Curve Separation for Line Graphs in Scholarly Documents
Line graphs are abundant in scholarly papers. They are usually generated from a data table and that data can not be accessed. One important step in an automated data extraction pipeline is the curve separation problem: segmenting the pixels into separate curves. Previous work in this domain has focused on raster graphics extracted from scholarly PDFs, whereas most scholarly plots are embedded as vector graphics. They reported a system to extract these plots as SVG images and show how that can improve both the accuracy (90%) and the scalability (5-8 seconds) of the curve separation problem.
ChartSense: Interactive Data Extraction from Chart Images
ChartSense uses a semi-automatic approach to extract data from line, pie and bar charts. The authors compared ChartSense with ReVision and found that ChartSense was more accurate than ReVision.
iVoLVER: Interactive visual language for visualization extraction and reconstruction
Enabling flexible acquisition of many types of data (text, colors, shapes, quantities, dates) from multiple source types (bitmap charts, webpages, photographs, SVGs, CSV files), iVoLVER allows users to create visualizations without textual programming. In doing so,the authors used existing work that uses computer vision approaches to extract data from existing graphics.
Data Extraction from Charts via Single Deep Neural Network
The model performs successfully on 79.4% of test simulated bar charts and 88.0% of test simulated pie charts, while for charts outside of the training domain it degrades for 57.5% and 62.3%, respectively.
*ReVision: Automated Classification, Analysis and Redesign of Chart Images *
The authors presented ReVision, a system that automatically redesigns visualizations to improve graphical perception. Given a bitmap image of a chart as input, ReVision applies computer vision and machine learning techniques to identify the chart type. It then extracts the graphical marks and infers the underlying data.
Extracting and Retargeting Color Mappings from Bitmap Images of Visualizations
Visualizations “in the wild” often violate perceptual color design principles and may only be available as bitmap images. To address the problem, the authors contribute a method to semi-automatically extract color encodings from a bitmap visualization image.
Multimodal Deep Learning using Images and Text for Information Graphic Classification
If a graphic is not described, explained in the text, or missing alt tags and other metadata (as is often the case in popular media), the intended message is lost or not adequately conveyed. In this work, the authors describe a multimodal deep learning approach that supports the communication of the intended message.

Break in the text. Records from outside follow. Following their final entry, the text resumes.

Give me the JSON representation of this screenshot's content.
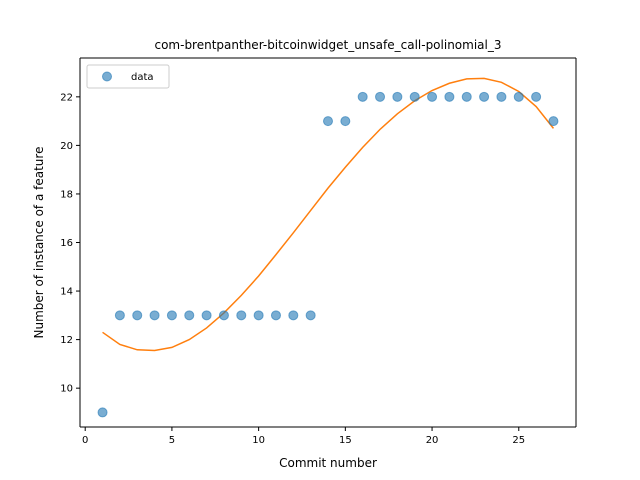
{
  "chart_data": {
    "type": "scatter",
    "title": "com-brentpanther-bitcoinwidget_unsafe_call-polinomial_3",
    "xlabel": "Commit number",
    "ylabel": "Number of instance of a feature",
    "xlim": [
      -0.3,
      28.3
    ],
    "ylim": [
      8.4,
      23.6
    ],
    "xticks": [
      0,
      5,
      10,
      15,
      20,
      25
    ],
    "yticks": [
      10,
      12,
      14,
      16,
      18,
      20,
      22
    ],
    "grid": false,
    "legend_position": "top-left",
    "series": [
      {
        "name": "data",
        "kind": "scatter",
        "color": "#1f77b4",
        "x": [
          1,
          2,
          3,
          4,
          5,
          6,
          7,
          8,
          9,
          10,
          11,
          12,
          13,
          14,
          15,
          16,
          17,
          18,
          19,
          20,
          21,
          22,
          23,
          24,
          25,
          26,
          27
        ],
        "y": [
          9,
          13,
          13,
          13,
          13,
          13,
          13,
          13,
          13,
          13,
          13,
          13,
          13,
          21,
          21,
          22,
          22,
          22,
          22,
          22,
          22,
          22,
          22,
          22,
          22,
          22,
          21
        ]
      },
      {
        "kind": "line",
        "color": "#ff7f0e",
        "x": [
          1,
          2,
          3,
          4,
          5,
          6,
          7,
          8,
          9,
          10,
          11,
          12,
          13,
          14,
          15,
          16,
          17,
          18,
          19,
          20,
          21,
          22,
          23,
          24,
          25,
          26,
          27
        ],
        "y": [
          12.3,
          11.8,
          11.58,
          11.55,
          11.68,
          12.0,
          12.48,
          13.1,
          13.82,
          14.62,
          15.5,
          16.4,
          17.32,
          18.24,
          19.1,
          19.92,
          20.66,
          21.3,
          21.84,
          22.26,
          22.56,
          22.74,
          22.76,
          22.6,
          22.22,
          21.6,
          20.7
        ]
      }
    ]
  }
}
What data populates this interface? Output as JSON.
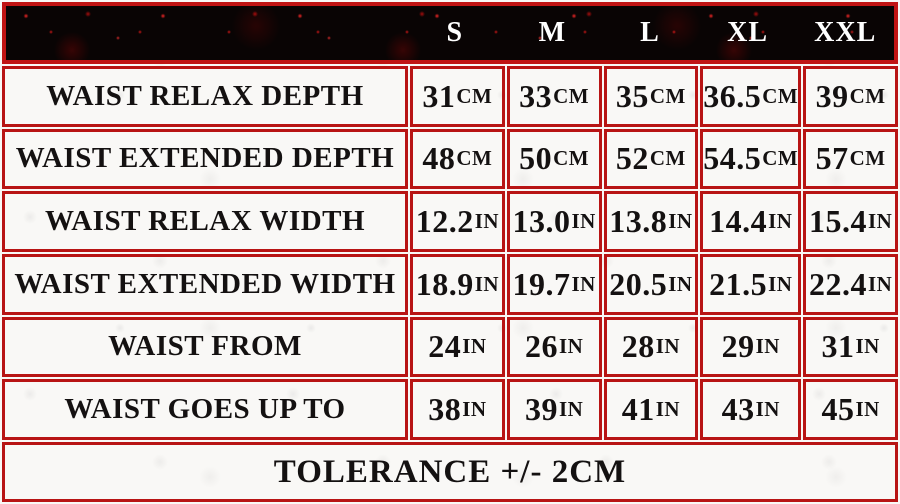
{
  "colors": {
    "border_red": "#b81414",
    "header_bg": "#090404",
    "header_text": "#ffffff",
    "cell_bg": "#f9f8f6",
    "cell_text": "#141111"
  },
  "table": {
    "sizes": [
      "S",
      "M",
      "L",
      "XL",
      "XXL"
    ],
    "rows": [
      {
        "label": "WAIST RELAX DEPTH",
        "values": [
          {
            "num": "31",
            "unit": "CM"
          },
          {
            "num": "33",
            "unit": "CM"
          },
          {
            "num": "35",
            "unit": "CM"
          },
          {
            "num": "36.5",
            "unit": "CM"
          },
          {
            "num": "39",
            "unit": "CM"
          }
        ]
      },
      {
        "label": "WAIST EXTENDED DEPTH",
        "values": [
          {
            "num": "48",
            "unit": "CM"
          },
          {
            "num": "50",
            "unit": "CM"
          },
          {
            "num": "52",
            "unit": "CM"
          },
          {
            "num": "54.5",
            "unit": "CM"
          },
          {
            "num": "57",
            "unit": "CM"
          }
        ]
      },
      {
        "label": "WAIST RELAX WIDTH",
        "values": [
          {
            "num": "12.2",
            "unit": "IN"
          },
          {
            "num": "13.0",
            "unit": "IN"
          },
          {
            "num": "13.8",
            "unit": "IN"
          },
          {
            "num": "14.4",
            "unit": "IN"
          },
          {
            "num": "15.4",
            "unit": "IN"
          }
        ]
      },
      {
        "label": "WAIST EXTENDED WIDTH",
        "values": [
          {
            "num": "18.9",
            "unit": "IN"
          },
          {
            "num": "19.7",
            "unit": "IN"
          },
          {
            "num": "20.5",
            "unit": "IN"
          },
          {
            "num": "21.5",
            "unit": "IN"
          },
          {
            "num": "22.4",
            "unit": "IN"
          }
        ]
      },
      {
        "label": "WAIST FROM",
        "values": [
          {
            "num": "24",
            "unit": "IN"
          },
          {
            "num": "26",
            "unit": "IN"
          },
          {
            "num": "28",
            "unit": "IN"
          },
          {
            "num": "29",
            "unit": "IN"
          },
          {
            "num": "31",
            "unit": "IN"
          }
        ]
      },
      {
        "label": "WAIST GOES UP TO",
        "values": [
          {
            "num": "38",
            "unit": "IN"
          },
          {
            "num": "39",
            "unit": "IN"
          },
          {
            "num": "41",
            "unit": "IN"
          },
          {
            "num": "43",
            "unit": "IN"
          },
          {
            "num": "45",
            "unit": "IN"
          }
        ]
      }
    ],
    "footer": "TOLERANCE +/- 2CM"
  }
}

Beagle: Automated Extraction and Interpretation of Visualizations from the Web
The authors collected and extracted more than 41K SVG-based visualizations from the web. Rather than training a machine learning model or any thing, they use the data to study visualization usages. They found that most visualizations fall under four types: bar charts, line charts, scatter charts, and geographic maps. Though controversial, pie charts are relatively rare in practice. Our findings also indicate that users may prefer tools that emphasize a succinct set of visualization types, and provide diverse expert visualization examples.
Evaluating ‘Graphical Perception’ with CNNs
How do CNNs perform when applied to graphical perception tasks?
The authors investigated this question by reproducing Cleveland and McGill’s seminal 1984 experiments, which measured human perception efficiency of different visual encodings and defined elementary perceptual tasks for visualization. They measured the graphical perceptual capabilities of four network architectures on five different visualization tasks and compared to existing and new human performance baselines. While under limited circumstances CNNs are able to meet or outperform human task performance, they find that CNNs are not currently a good model for human graphical perception.
They also visualize the activation map of CNN and try to understand the recognition process of visualizations.